The approximation seems not to be very good, but maybe this is to be expected, since we use a small number of iterations for both the value function (the PD-functions) and the Shapley value approximation.

### d)

In [10]:
from scipy.special import comb
from sklearn.linear_model import LinearRegression

def shap_weights(mask):
    p = mask.shape[1]
    zs = np.sum(mask, axis=1)
    nominator = (p - 1)
    denominator = comb(p, zs) * zs * (p - zs)
    return nominator / denominator
    
def replace_dataset(obs, X, nr_samples):
    X_new = np.array(X.sample(nr_samples, replace=True))
    obs_rep = np.repeat(np.array(obs).reshape(-1, 1), X_new.shape[0], axis=1).T
    mask = np.random.binomial(1, 0.5, np.prod(X_new.shape)).reshape(X_new.shape)
    row_ixs, col_ixs = np.where(mask)
    X_new[row_ixs, col_ixs] = obs_rep[row_ixs, col_ixs]
    X_new = pd.DataFrame(X_new, columns=X.columns)
    return X_new, mask

def shap_data(obs, X, nr_samples, predict):
    X_new, mask = replace_dataset(obs, X, nr_samples)
    weight = shap_weights(mask)
    pred = predict(X_new)
    return mask, pred, weight

def kernel_shap(obs, X, nr_samples, predict):
    mask, pred, weight = shap_data(obs, X, nr_samples, predict)
    lm = LinearRegression()
    lm.fit(mask, pred, weight)
    coef = lm.coef_
    coef = pd.Series(coef, index=X.columns)
    coef['intercept'] = lm.intercept_
    return coef

### e)

In [11]:
# Note: Here we predict probabilities, and a standard linear regression is used, not logistic regression.

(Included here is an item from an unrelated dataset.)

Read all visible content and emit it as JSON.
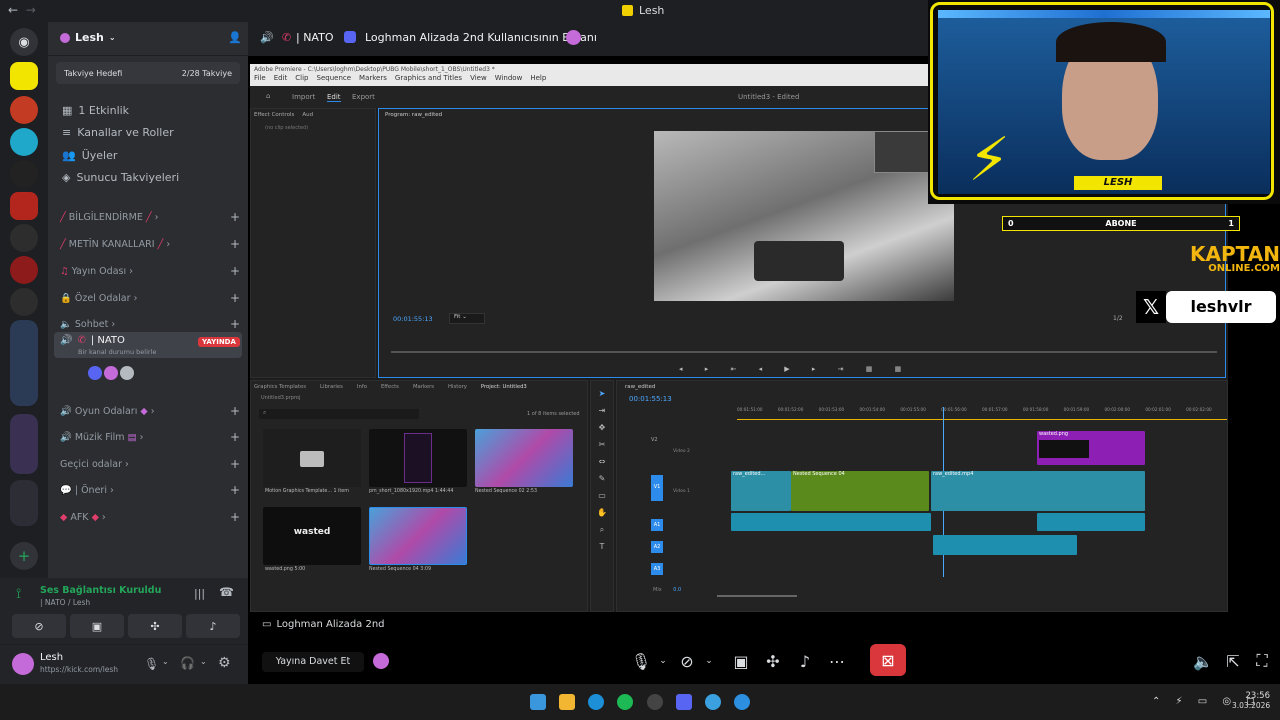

shap_vals = kernel_shap(X_test.iloc[0, :], X, 1000, predict_RF)
print(shap_vals)

Goal Scored               0.022826
Ball Possession %        -0.085556
Attempts                 -0.051518
On-Target                 0.018152
Off-Target               -0.018847
Blocked                  -0.005959
Corners                  -0.075750
Offsides                  0.051124
Free Kicks               -0.017505
Saves                    -0.040004
Pass Accuracy %           0.036518
Passes                   -0.012152
Distance Covered (Kms)    0.047336
Fouls Committed           0.009697
Yellow Card               0.047845
Yellow & Red              0.005070
Red                      -0.014575
Goals in PSO             -0.002521
intercept                 0.494431
dtype: float64


The results depend on the metric used to define the neighborhood.